The compiler effectively translates preprocessed C code into assembly code, performing various optimizations along the way as well as register allocation. Since a compiler generates assembly code specific to a particular architecture, you cannot use the assembly output of cc from an Intel Pentium machine on one of the instructional machines (Digital Alpha machines). Compilers are very interesting which is one of the reasons why the department offers an entire course on compilers (CSE 401). To see the assembly code produced by the compiler, use cc -S.
The assembly code generated by the compilation step is then passed to the assembler which translates it into machine code; the resulting file is called an object file. On the instructional machines, both cc and gcc use the native assembler as that is provided by UNIX. You could write an assembly language program and pass it directly to as and even to cc (this is what we do in project 2 with sys.s). An object file is a binary representation of your program. The assembler gives a memory location to each variable and instruction; we will see later that these memory locations are actually represented symbolically or via offsets. It also make a lists of all the unresolved references that presumably will be defined in other object file or libraries, e.g. printf. A typical object file contains the program text (instructions) and data (constants and strings), information about instructions and data that depend on absolute addresses, a symbol table of unresolved references, and possibly some debugging information. The UNIX command nm allows you to look at the symbols (both defined and unresolved) in an object file.

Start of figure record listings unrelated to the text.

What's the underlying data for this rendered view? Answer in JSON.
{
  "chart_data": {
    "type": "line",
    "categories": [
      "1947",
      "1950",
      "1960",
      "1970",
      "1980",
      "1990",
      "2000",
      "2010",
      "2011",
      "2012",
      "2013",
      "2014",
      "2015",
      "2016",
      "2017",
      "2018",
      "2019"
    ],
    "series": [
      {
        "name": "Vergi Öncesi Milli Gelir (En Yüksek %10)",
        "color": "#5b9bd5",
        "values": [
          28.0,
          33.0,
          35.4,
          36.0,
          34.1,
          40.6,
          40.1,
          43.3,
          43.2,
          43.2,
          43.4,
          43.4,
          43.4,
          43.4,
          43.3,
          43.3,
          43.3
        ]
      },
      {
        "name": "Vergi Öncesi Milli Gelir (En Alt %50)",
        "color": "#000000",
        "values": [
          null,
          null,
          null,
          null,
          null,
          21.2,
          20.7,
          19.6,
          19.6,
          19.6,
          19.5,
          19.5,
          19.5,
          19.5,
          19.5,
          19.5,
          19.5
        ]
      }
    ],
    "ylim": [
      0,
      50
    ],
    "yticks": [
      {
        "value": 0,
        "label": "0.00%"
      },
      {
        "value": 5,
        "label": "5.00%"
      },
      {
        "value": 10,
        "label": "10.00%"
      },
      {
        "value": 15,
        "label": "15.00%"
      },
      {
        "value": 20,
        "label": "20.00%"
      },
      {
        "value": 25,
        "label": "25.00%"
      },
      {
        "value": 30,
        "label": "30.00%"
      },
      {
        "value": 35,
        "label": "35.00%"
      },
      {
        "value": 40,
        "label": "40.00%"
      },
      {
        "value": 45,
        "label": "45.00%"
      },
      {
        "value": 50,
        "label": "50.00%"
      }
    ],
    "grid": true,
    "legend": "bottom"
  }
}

Since an object file will be linked with other object files and libraries to produce a program, the assembler cannot assign absolute memory locations to all the instructions and data in a file. Rather, it writes some notes in the object file about how it assumed things were layed out. It is the job of the linker to use these notes to assign absolute memory locations to everything and resolve any unresolved references. Again, both cc and gcc on the instructional machines use the native linker, ld. Some compilers chose to have their own linkers, so that optimizations can be performed at link time; one such optimization is that of aligning procedures on page boundaries. The linker produces a binary executable that can be run from the command interface.
Notice that you could invoke each of the above steps by hand. Since it is an annoyance to call each part separately as well as pass the correct flags and files, cc does this for you. For example, you could run the entire process by hand by invoking /lib/cpp and then cc -S and then /bin/as and finally ld. If you think this is easy, try compiling a simple program in this way.
Figure 2: Memory layout.
A typical calling convention involves action on the part of the caller and the callee. The caller places the arguments to the callee in some agreed upon place; this place is usually a few registers and the extras are passed on the stack (the stack pointer may need to be updated). Then the caller saves the value of any registers it will need after the call and jumps to the callee's first instruction. The callee then allocates memory for its stack frame and saves any registers who's values are guaranteed to be unaltered through a procedure call, e.g. return address. When the callee is ready to return, it places the return value, if any, in a special register and restores the callee-saved registers. It then pops the stack frame and jumps to the return address.